We’ve made a list and checked it twice: Here are more than two dozen books to read, gift, and cook from.
September 23, 2013
For years, the public health nutrition field has warned Americans about the risks associated with a high-sodium diet. This past April, the New York City Department of Health launched a sodium reduction campaign encouraging the purchase of lower-sodium packaged foods. More recently, The American Journal of Hypertension published a series of point-counterpoint articles debating the weight of the evidence supporting recommendations to reduce sodium. I worry that when the crux of the conversation focuses exclusively on sodium reduction, it overlooks a crucial part of the puzzle: The ratio of sodium to potassium in our diets.
Not until 2004 did the Food and Nutrition Board of the Institute of Medicine, the group responsible for establishing dietary reference intakes, establish Adequate Intake (AI) levels for potassium “based on intake levels that have been found to lower blood pressure, reduce salt sensitivity, and minimize the risk of kidney stones.” The magic number they arrived at was 4,700 milligrams a day, slightly above double the recommended daily sodium limit (2,300 mg).
That is no coincidence, either. Research has increasingly demonstrated that what is most important is the sodium-to-potassium ratio and a 1:2 ratio appears to be ideal. This study from the Journal of the American Medical Association, for example, concluded that “a higher sodium-potassium ratio is associated with significantly increased risk of CVD and all-cause mortality”. Other studies have also concluded that consuming too little potassium and too much salt is linked to negative health effects.
How is the average American adult doing? Not too well: The average daily intake of sodium is 3,436 mg (150 percent of the recommended daily limit) and the average daily intake of potassium is 2,790 mg – 60 percent of the recommended daily amount.
Where does one find potassium? Vegetables, fruits, beans, nuts, seeds, and whole grains (don’t forget “pseudograins” like quinoa, buckwheat, and amaranth, too). In a “nature sure is neat!” twist, these foods are also naturally low in sodium. Too bad nature doesn’t have access to an $80 million advertising budget.
This important potassium piece is where lower-sodium packaged foods and focusing on sodium reduction ultimately fail. Ultimately, if potassium is not simultaneously increased when sodium is lowered, we can’t expect much of a health boost.
Not surprisingly, food industry’s big players is happy to play along with the myopic sodium focus, as it allows them to churn out highly processed and minimally nutritious fare that can be healthwashed with a “low sodium” health halo. After all, processing slashes potassium content significantly, and, unlike other nutrients, it is not easy to tack on via fortification due to cost and undesirable taste alterations.

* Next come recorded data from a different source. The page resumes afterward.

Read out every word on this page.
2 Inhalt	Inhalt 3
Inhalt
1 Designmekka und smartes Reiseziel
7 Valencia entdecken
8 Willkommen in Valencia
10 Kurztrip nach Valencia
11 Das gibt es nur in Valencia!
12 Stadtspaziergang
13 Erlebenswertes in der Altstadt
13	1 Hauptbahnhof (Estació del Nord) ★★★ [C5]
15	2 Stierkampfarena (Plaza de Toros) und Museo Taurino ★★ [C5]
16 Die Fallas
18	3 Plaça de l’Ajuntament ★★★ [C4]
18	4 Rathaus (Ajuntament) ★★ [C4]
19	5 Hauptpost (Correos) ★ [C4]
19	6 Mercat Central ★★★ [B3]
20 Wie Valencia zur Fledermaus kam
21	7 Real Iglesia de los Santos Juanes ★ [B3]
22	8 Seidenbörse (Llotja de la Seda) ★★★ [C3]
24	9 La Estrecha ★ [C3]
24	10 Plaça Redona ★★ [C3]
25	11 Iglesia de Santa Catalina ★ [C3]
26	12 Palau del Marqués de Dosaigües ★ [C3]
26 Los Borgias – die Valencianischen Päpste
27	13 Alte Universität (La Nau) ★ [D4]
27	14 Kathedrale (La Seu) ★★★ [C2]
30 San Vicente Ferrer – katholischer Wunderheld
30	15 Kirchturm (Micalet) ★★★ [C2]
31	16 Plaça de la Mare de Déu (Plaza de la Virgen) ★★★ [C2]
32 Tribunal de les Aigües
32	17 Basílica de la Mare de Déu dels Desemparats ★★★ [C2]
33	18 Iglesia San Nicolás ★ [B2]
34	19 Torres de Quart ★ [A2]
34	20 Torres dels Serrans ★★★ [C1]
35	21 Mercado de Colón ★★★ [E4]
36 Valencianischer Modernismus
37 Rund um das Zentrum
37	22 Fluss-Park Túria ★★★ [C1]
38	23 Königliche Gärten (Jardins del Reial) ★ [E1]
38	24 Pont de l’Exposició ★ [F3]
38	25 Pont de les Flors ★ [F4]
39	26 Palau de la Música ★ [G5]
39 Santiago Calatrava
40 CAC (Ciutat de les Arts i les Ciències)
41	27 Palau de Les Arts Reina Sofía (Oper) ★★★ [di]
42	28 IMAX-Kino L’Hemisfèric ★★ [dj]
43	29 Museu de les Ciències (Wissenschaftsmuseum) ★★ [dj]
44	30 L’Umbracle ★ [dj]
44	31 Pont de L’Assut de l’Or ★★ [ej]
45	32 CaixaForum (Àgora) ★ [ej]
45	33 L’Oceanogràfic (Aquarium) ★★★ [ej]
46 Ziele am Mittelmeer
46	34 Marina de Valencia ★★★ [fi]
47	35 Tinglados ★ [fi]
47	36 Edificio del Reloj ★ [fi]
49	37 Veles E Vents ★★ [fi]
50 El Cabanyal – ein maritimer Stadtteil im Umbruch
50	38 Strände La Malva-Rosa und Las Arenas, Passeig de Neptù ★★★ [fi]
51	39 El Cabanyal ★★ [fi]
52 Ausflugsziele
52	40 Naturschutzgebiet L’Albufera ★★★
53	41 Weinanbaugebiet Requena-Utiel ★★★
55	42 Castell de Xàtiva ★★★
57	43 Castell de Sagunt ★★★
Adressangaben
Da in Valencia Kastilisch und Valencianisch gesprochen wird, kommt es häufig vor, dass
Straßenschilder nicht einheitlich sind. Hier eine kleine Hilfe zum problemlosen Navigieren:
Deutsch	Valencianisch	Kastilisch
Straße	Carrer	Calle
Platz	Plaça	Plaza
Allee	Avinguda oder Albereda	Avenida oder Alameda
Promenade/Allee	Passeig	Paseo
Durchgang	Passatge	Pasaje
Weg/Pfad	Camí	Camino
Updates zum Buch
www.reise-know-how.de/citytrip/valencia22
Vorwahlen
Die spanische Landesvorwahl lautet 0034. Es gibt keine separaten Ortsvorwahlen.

Your spidey-senses should always go off when the food industry gets behind a public health initiative. Consider, for example, some of the companies who have signed the National Sodium Reduction Initiative (NSRI), thereby “pledging that overall sales in a given food category–canned soup, for example–will meet the relevant target for salt content, even if some individual products don’t”: Boar’s Head Provisions Co., Butterball, Campbell Soup Company, McCain Foods, and Subway.
While these products may be reformulated to contain slightly lower levels of sodium, their potassium contents are low (an ounce of deli ham, for instance, contains a mere 84 mg of potassium). The reality is that the best way to combat high blood pressure isn’t to have lower-sodium cold cuts or canned soups, but to decrease your intake of processed foods and eat more whole, potassium-rich foods.
This is why championing “lower-sodium” processed food as the solution misses the point, and why the best general nutrition advice is to eat as minimally processed a diet is possible, as that almost guarantees a healthful dietary sodium-to-potassium ratio (the more processed a food, the more sodium—and less potassium—it offers).
It may not be music to the food industry’s ears, but it is what the American public deserves to hear.